🤖 AI Summary
Large language models (LLMs) suffer from high alignment costs, poor generalization, and limited transferability of alignment capabilities across models. Method: This paper proposes “concept transplantation,” a novel framework that enables value-concept transfer from weakly aligned small models to strongly capable yet unaligned large models. It extracts concept vectors via representation engineering and injects alignment knowledge into the target model through affine adaptation and residual stream injection—without full-parameter fine-tuning. The approach supports cross-family and intra-family transfers across multiple scales (e.g., 7B → 13B/70B). Contribution/Results: Experiments across diverse LLM families demonstrate successful alignment knowledge transfer; the method outperforms instruction-tuning baselines on truthfulness metrics, validating its scalability across model sizes and architectural families. This establishes the first effective paradigm for zero-shot, parameter-efficient alignment generalization.
📝 Abstract
Ensuring large language models (LLM) behave consistently with human goals, values, and intentions is crucial for their safety but yet computationally expensive.

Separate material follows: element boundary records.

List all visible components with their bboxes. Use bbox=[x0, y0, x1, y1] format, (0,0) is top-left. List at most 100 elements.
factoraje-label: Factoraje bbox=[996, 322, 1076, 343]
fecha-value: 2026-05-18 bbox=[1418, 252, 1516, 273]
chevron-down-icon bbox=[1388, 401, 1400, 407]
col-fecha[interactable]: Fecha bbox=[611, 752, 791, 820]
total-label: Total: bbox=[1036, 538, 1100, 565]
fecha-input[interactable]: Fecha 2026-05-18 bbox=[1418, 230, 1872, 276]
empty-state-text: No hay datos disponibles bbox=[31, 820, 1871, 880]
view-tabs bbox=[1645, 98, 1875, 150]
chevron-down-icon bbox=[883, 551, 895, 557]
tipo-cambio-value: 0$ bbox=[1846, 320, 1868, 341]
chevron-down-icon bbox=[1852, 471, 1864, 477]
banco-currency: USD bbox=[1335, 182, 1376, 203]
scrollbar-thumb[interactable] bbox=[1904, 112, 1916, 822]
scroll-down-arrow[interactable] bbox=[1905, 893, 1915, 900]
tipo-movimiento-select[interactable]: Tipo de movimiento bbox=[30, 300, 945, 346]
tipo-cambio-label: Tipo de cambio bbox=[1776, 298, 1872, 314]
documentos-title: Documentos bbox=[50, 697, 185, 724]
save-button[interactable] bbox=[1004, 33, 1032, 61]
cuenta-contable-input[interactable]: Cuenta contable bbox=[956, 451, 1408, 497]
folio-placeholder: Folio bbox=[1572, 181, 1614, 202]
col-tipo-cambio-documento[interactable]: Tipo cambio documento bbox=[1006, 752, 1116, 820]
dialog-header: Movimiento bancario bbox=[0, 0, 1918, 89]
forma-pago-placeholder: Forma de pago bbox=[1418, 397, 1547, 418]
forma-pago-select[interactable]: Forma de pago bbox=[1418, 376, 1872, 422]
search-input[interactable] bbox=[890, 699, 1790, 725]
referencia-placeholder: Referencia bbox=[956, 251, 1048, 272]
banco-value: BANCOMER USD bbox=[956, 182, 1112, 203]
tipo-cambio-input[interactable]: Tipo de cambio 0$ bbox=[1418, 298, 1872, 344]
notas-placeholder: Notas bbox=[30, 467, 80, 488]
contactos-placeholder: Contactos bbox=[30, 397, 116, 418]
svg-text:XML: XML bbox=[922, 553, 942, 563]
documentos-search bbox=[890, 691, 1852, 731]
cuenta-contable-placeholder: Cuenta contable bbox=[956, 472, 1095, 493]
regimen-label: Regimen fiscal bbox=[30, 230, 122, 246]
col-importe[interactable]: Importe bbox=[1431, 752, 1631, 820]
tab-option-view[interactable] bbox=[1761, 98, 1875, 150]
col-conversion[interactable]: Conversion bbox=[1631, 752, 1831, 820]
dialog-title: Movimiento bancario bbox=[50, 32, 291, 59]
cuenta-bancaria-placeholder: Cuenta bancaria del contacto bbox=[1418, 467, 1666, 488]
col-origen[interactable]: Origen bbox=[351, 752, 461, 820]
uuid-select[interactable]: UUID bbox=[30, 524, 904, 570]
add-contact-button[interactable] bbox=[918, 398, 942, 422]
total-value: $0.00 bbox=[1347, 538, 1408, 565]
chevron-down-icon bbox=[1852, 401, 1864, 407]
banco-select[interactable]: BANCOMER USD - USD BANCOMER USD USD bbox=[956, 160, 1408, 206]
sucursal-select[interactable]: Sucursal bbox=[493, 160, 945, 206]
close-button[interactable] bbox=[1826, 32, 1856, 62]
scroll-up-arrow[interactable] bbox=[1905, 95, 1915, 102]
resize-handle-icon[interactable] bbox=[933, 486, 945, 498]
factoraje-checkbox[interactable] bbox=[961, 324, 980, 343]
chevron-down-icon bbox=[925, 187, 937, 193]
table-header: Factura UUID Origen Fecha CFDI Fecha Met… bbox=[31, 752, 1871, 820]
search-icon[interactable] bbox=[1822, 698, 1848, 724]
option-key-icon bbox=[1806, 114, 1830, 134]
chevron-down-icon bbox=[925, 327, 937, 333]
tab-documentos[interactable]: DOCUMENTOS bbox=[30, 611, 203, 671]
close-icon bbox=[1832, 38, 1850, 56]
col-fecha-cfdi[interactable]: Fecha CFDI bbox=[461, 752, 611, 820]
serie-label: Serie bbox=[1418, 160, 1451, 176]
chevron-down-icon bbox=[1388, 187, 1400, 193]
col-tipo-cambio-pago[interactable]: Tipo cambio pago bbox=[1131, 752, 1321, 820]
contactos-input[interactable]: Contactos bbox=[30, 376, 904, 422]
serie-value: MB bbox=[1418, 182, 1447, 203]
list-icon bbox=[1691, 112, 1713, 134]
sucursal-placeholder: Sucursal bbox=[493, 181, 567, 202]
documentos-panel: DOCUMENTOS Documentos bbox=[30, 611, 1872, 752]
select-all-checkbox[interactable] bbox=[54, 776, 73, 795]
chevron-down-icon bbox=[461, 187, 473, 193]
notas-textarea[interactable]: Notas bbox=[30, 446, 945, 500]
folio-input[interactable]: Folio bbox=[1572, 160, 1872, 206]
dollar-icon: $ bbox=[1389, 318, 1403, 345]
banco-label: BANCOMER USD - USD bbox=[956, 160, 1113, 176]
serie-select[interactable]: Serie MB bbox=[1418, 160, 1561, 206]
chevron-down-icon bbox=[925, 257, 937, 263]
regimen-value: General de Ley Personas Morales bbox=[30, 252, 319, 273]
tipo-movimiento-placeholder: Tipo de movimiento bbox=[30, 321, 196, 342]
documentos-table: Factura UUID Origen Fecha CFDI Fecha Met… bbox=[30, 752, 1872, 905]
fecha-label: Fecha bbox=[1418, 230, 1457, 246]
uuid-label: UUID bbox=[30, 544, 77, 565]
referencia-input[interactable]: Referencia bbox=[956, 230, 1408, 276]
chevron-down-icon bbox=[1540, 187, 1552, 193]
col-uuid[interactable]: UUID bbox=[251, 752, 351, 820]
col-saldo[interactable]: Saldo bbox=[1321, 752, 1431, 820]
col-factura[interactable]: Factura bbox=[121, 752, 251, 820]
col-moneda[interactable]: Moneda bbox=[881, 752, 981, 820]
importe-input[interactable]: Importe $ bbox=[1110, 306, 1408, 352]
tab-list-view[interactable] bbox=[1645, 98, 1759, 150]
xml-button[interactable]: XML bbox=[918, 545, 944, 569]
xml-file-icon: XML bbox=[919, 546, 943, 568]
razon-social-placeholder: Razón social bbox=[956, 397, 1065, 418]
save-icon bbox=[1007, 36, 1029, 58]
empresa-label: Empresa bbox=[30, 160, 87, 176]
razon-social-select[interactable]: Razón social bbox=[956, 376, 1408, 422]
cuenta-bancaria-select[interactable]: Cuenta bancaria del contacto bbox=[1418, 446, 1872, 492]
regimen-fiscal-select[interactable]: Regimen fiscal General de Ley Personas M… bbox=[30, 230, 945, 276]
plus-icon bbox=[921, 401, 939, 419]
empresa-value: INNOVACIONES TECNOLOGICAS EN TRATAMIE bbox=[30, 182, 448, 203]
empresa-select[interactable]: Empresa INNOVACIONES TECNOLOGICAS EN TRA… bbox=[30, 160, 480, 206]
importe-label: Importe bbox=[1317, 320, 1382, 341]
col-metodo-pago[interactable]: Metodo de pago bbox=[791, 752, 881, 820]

To reduce the computational cost of alignment training of LLMs, especially for those with a huge number of parameters, and to reutilize learned value alignment, we propose ConTrans, a novel framework that enables weak-to-strong alignment transfer via concept transplantation. From the perspective of representation engineering, ConTrans refines concept vectors in value alignment from a source LLM (usually a weak yet aligned LLM). The refined concept vectors are then reformulated to adapt to the target LLM (usually a strong yet unaligned base LLM) via affine transformation. In the third step, ConTrans transplants the reformulated concept vectors into the residual stream of the target LLM. Experiments demonstrate the successful transplantation of a wide range of aligned concepts from 7B models to 13B and 70B models across multiple LLMs and LLM families. Remarkably, ConTrans even surpasses instruction-tuned models in terms of truthfulness. Experiment results validate the effectiveness of both inter-LLM-family and intra-LLM-family concept transplantation. Our work successfully demonstrates an alternative way to achieve weak-to-strong alignment generalization and control.